Even more disturbing, Hammett views the Supreme Court itself “as a mechanism to overthrow the elected government of the United States and assume absolute power for 25 years.” His ultimate dream is to transform American society into a vaguely socialist utopia, albeit under his own steady leadership. In almost every way, Hammett recalls Theodor Adorno’s definition of the authoritarian personality: “a man who, under the pretext of upholding traditional American values ​​and institutions and defending them against more or less fictitious dangers, consciously or unconsciously aims at their abolition.” In his own clandestine, decades-long political ambitions, Hammett is aided by his fellow members of the top-secret Shelley Society, about whom I will say no more.

During his lifetime, McCarry – a former CIA agent and longtime Washingtonian who died in 2019 at age 88 – was widely admired for his beautifully written spy thrillers featuring Paul Christopher and several generations of the Christopher-Hubbard family. Among them is Paul’s mysterious daughter Zarah, who appears in “Shelley’s Heart” and whom Hammett instinctively fears. But as we are frequently reminded, the Christopher dynasty of spies is unlucky, regularly suffering “disappearances, lost loved ones, death at the hands of fools, betrayal by friends, hopeless desire – every kind of psychic imprisonment the 20th century offers.”

Like his English colleague John le Carré, McCarry’s books revisit the same characters over and over again, revealing new facets of past events or even turning what we thought we knew on its head. What the dogged, Columbo-like private detective John LS McGraw, one of the supporting heroes of “Shelley’s Heart,” says about rereading applies equally to intelligence operations: “You rarely understood everything the first time you looked at something – no matter how systematic you thought you were. It was impossible to grasp every detail unless you kept going back and looking at the story again, and then again, and again.”

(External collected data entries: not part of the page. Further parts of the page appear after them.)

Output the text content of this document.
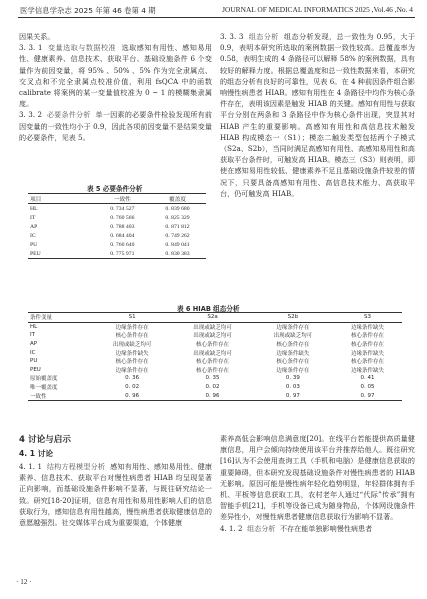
医学信息学杂志 2025 年第 46 卷第 4 期	JOURNAL OF MEDICAL INFORMATICS 2025 ,Vol.46 ,No. 4
因果关系。
3. 3. 1  变量选取与数据校准 选取感知有用性、感知易用性、健康素养、信息技术、获取平台、基础设施条件 6 个变量作为前因变量，将 95% 、50% 、5% 作为完全隶属点、交叉点和不完全隶属点校准价值，利用 fsQCA 中的函数 calibrate 将案例的某一变量值校准为 0 ~ 1 的模糊集隶属度。
3. 3. 2  必要条件分析 单一因素的必要条件检验发现所有前因变量的一致性均小于 0.9，因此各项前因变量不是结果变量的必要条件，见表 5。
表 5 必要条件分析
项目	一致性	覆盖度
HL	0. 734 527	0. 839 680
IT	0. 760 566	0. 825 329
AP	0. 788 403	0. 871 812
IC	0. 684 404	0. 749 262
PU	0. 760 640	0. 849 041
PEU	0. 775 971	0. 830 383
3. 3. 3  组态分析 组态分析发现，总一致性为 0.95，大于 0.9，表明本研究所选取的案例数据一致性较高。总覆盖率为 0.58，表明生成的 4 条路径可以解释 58% 的案例数据，具有较好的解释力度。根据总覆盖度和总一致性数据来看，本研究的组态分析有良好的可靠性，见表 6。在 4 种前因条件组合影响慢性病患者 HIAB。感知有用性在 4 条路径中均作为核心条件存在，表明该因素是触发 HIAB 的关键。感知有用性与获取平台分别在两条和 3 条路径中作为核心条件出现，突显其对 HIAB 产生的重要影响。高感知有用性和高信息技术触发 HIAB 构成模态一（S1）；模态二触发类型包括两个子模式（S2a、S2b），当同时满足高感知有用性、高感知易用性和高获取平台条件时，可触发高 HIAB。模态三（S3）则表明，即使在感知易用性较低、健康素养不足且基础设施条件较差的情况下，只要具备高感知有用性、高信息技术能力、高获取平台，仍可触发高 HIAB。
表 6 HIAB 组态分析
条件变量	S1	S2a	S2b	S3
HL	边缘条件存在	出现或缺乏均可	边缘条件存在	边缘条件缺失
IT	核心条件存在	出现或缺乏均可	出现或缺乏均可	核心条件存在
AP	出现或缺乏均可	核心条件存在	核心条件存在	核心条件存在
IC	边缘条件缺失	出现或缺乏均可	边缘条件缺失	边缘条件缺失
PU	核心条件存在	核心条件存在	核心条件存在	核心条件存在
PEU	边缘条件存在	核心条件存在	边缘条件存在	边缘条件缺失
原始覆盖度	0. 36	0. 35	0. 39	0. 41
唯一覆盖度	0. 02	0. 02	0. 03	0. 05
一致性	0. 96	0. 96	0. 97	0. 97
4 讨论与启示
4. 1 讨论
4. 1. 1  结构方程模型分析 感知有用性、感知易用性、健康素养、信息技术、获取平台对慢性病患者 HIAB 均呈现显著正向影响，而基础设施条件影响不显著，与既往研究结论一致。研究[18-20]证明，信息有用性和易用性影响人们的信息获取行为，感知信息有用性越高，慢性病患者获取健康信息的意愿越强烈。社交媒体平台成为重要渠道，个体健康
素养高低会影响信息满意度[20]。在线平台若能提供高质量健康信息，用户会倾向持续使用该平台并推荐给他人。既往研究[16]认为不会使用查询工具（手机和电脑）是健康信息获取的重要障碍，但本研究发现基础设施条件对慢性病患者的 HIAB 无影响。原因可能是慢性病年轻化趋势明显，年轻群体拥有手机、平板等信息获取工具，农村老年人通过“代际”传承”拥有智能手机[21]，手机等设备已成为随身物品，个体网设施条件差异性小，对慢性病患者健康信息获取行为影响不显著。
4. 1. 2  组态分析 不存在能单独影响慢性病患者
· 12 ·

In this respect, Shelley’s Heart repeatedly draws on events chronicled in The Better Angels (1979), set during Lockwood’s first term in office. In that book, Ibn Awad, an aging, manic-depressive Middle Eastern sheikh, finances the construction of two atomic bombs to be detonated in Tel Aviv and New York by a terrorist group called the Eye of Gaza. Horace Hubbard eventually deals with the situation, but the question remains: Did President Lockwood authorize Ibn Awad’s assassination, despite publicly claiming the opposite? And what of the various unintended consequences? Vengeance is a dominant theme in McCarry’s novels, beginning with his masterpiece about the Kennedy assassination, The Tears of Autumn (1974).

While McCarry’s early novels sometimes seem to idealize privilege, wealth, and family, Shelley’s Heart does not. To these smug whiffenpoofs, as one character disdainfully calls them, even President Lockwood is simply “a man from the lower classes whom they put in power so that he could act on the basis of their wisdom.” As such, he is expendable. Fittingly, then, it is the shabby, Bible-quoting Speaker of the House, an alcoholic womanizer now dying of cirrhosis of the liver, who becomes the shrewd and implacable nemesis of all these “rich boys.”

In addition to the clean, slightly ironic style of his exposition and description, McCarry could also render seemingly every kind of spoken English, from prissy correctness to vulgar sexism. But above all, his book never lets us down with the sense of looming threat, especially towards Zarah. When a little girl speaks to the dead through a Ouija board, it deeply disturbs Hammett, but that seems hardly less odd than that two lesbian lawyers, members of the Womonkind’s Coalition, serve him, prepare his special dishes, and carry out his enigmatic wishes. As is the case today, even abortion and such things as IVF clinics play an important role in the novel. Yet the obvious questions always lurk in the background: When will the assassin strike again? Who will be the target? And is there a connection to the political cat-and-mouse games taking place on Capitol Hill?

Ultimately, Shelley’s Heart makes a strong case for the primacy of simple humanity and decency over ideology, for intelligence over privilege, and above all for the realization that nothing in politics is final.